Delphine a trente ans et, au cours de cette histoire, elle va naître à une vie qu'elle va enfin apprendre à choisir, arrêter de vivre en diagonale, comme avec un livre qu'on n'aime pas mais qu'on se sent obligé de lire parce qu'il a été offert, dit-elle. La vraie vie de Delphine commence dans la rupture avec l'amour factice de Diego, avec un travail clinquant et vide dans la pub, avec l'enfant en gestation dont Diego ne voulait pas et qui va la hanter. «Notre amour ressemblait à une belle affiche et mon bébé, en partant, l'a décollée wouououf ! Ce petit être, en mourant, m'a fait cet incroyable cadeau : il m'a fait naître.»

Elle va se reconstruire dans un nouvel amour et dans l'écriture, indissociablement liés. Adolescente, elle avait avorté de son envie d'écrire, pour ne plus être désignée comme autre, marginale. «Les filles de ma classe commençaient à se mettre du khôl sous les yeux et moi j'écrivais, elles allaient danser et moi j'écrivais, comme une conne, j'écrivais.»

Costa, le libraire qui a le savoir des plaisirs lui rend l'écriture et le bonheur évidents. «Costa me dit : Ecris, je m'occupe du reste. Il m'offre l'écriture sur un plateau d'argent, sous le parasol d'une île grecque, devant une mer d'huile.» Et puis il y a l'ombre de l'arrière-grand-père peintre, qui a prédit dans un curieux testament que l'un de ses descendants héritera de sa sensibilité d'artiste -à qui sinon à elle, pouvait s'adresser cette invitation, presque une injonction?

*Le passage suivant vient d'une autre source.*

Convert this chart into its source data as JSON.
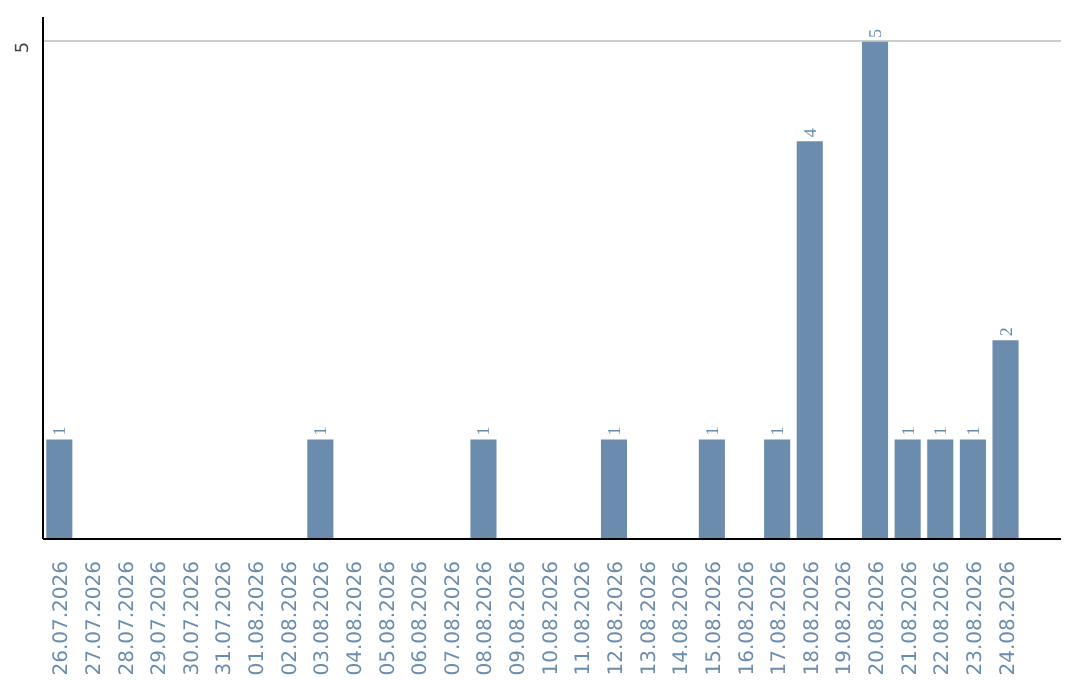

Delphine va donc se lancer, entre atermoiements et course éperdue, en quête d'un bonheur qu'elle s'est toujours refusé, se punissant d'avoir été une petite fille mal aimée. «Mon malheur à moi n'avait pas de classe, il était mou, transparent, poisseux, comme l'enfant inachevé, Pierre, qu'on m'a sorti du ventre (…) Quand on n'a pas été aimée, quand on a vécu toute sa vie avec cette impression-là, on veut que cela se voie et qu'en plus ça devienne joli.»

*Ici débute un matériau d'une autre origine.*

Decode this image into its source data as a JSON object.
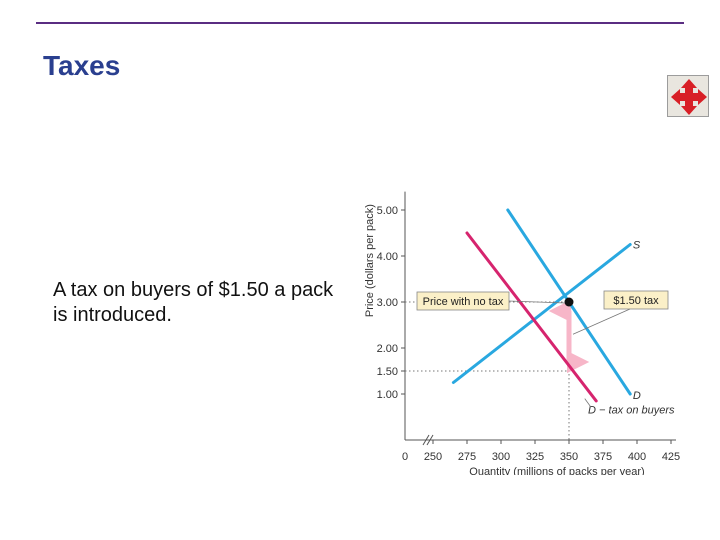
{
  "slide": {
    "title": "Taxes",
    "body": "A tax on buyers of $1.50 a pack is introduced."
  },
  "nav_button": {
    "icon": "move-arrows-icon",
    "color": "#d81f26"
  },
  "chart_data": {
    "type": "line",
    "xlabel": "Quantity (millions of packs per year)",
    "ylabel": "Price (dollars per pack)",
    "xlim": [
      225,
      425
    ],
    "ylim": [
      0,
      5.4
    ],
    "x_origin_label": "0",
    "x_axis_break": true,
    "xticks": [
      250,
      275,
      300,
      325,
      350,
      375,
      400,
      425
    ],
    "xtick_labels": [
      "250",
      "275",
      "300",
      "325",
      "350",
      "375",
      "400",
      "425"
    ],
    "yticks": [
      1.0,
      1.5,
      2.0,
      3.0,
      4.0,
      5.0
    ],
    "ytick_labels": [
      "1.00",
      "1.50",
      "2.00",
      "3.00",
      "4.00",
      "5.00"
    ],
    "series": [
      {
        "name": "S",
        "color": "#29a8e0",
        "points": [
          [
            265,
            1.25
          ],
          [
            395,
            4.25
          ]
        ]
      },
      {
        "name": "D",
        "color": "#29a8e0",
        "points": [
          [
            305,
            5.0
          ],
          [
            395,
            1.0
          ]
        ]
      },
      {
        "name": "D − tax on buyers",
        "color": "#d6246e",
        "points": [
          [
            275,
            4.5
          ],
          [
            370,
            0.85
          ]
        ]
      }
    ],
    "equilibrium": {
      "x": 350,
      "y": 3.0
    },
    "guides": [
      {
        "from": [
          225,
          3.0
        ],
        "to": [
          350,
          3.0
        ]
      },
      {
        "from": [
          225,
          1.5
        ],
        "to": [
          350,
          1.5
        ]
      },
      {
        "from": [
          350,
          3.0
        ],
        "to": [
          350,
          0
        ]
      }
    ],
    "tax_arrow": {
      "x": 350,
      "from": 3.0,
      "to": 1.5,
      "color": "#f7b6c8"
    },
    "annotations": [
      {
        "text": "Price with no tax",
        "target": [
          350,
          3.0
        ]
      },
      {
        "text": "$1.50 tax",
        "target": [
          350,
          2.3
        ]
      }
    ],
    "curve_labels": {
      "S": "S",
      "D": "D",
      "D_tax": "D − tax on buyers"
    }
  }
}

Au cours de ses péripéties, on croise Clarisse, l'amie devenue mystique qui est tombée amoureuse de Jésus, Emma, la petite filleule autiste qui mange les livres, Madame Ferrero, vieille dame indigne à qui les malheurs ont fait pousser des dents de grand méchant loup, le couple de restaurateurs italiens chez qui Costa a ses habitudes et qui sera brisé par la maladie de la vache folle, des parents engoncés dans leur difficulté d'aimer, la mort aussi, que Costa supporte si mal. Jusqu'au feu d'artifice qui couronne la vie retrouvée de Delphine.

Un roman tourbillonnant, qui s'affirme sans prétention, et dans lequel on se coule avec la même simplicité ravie.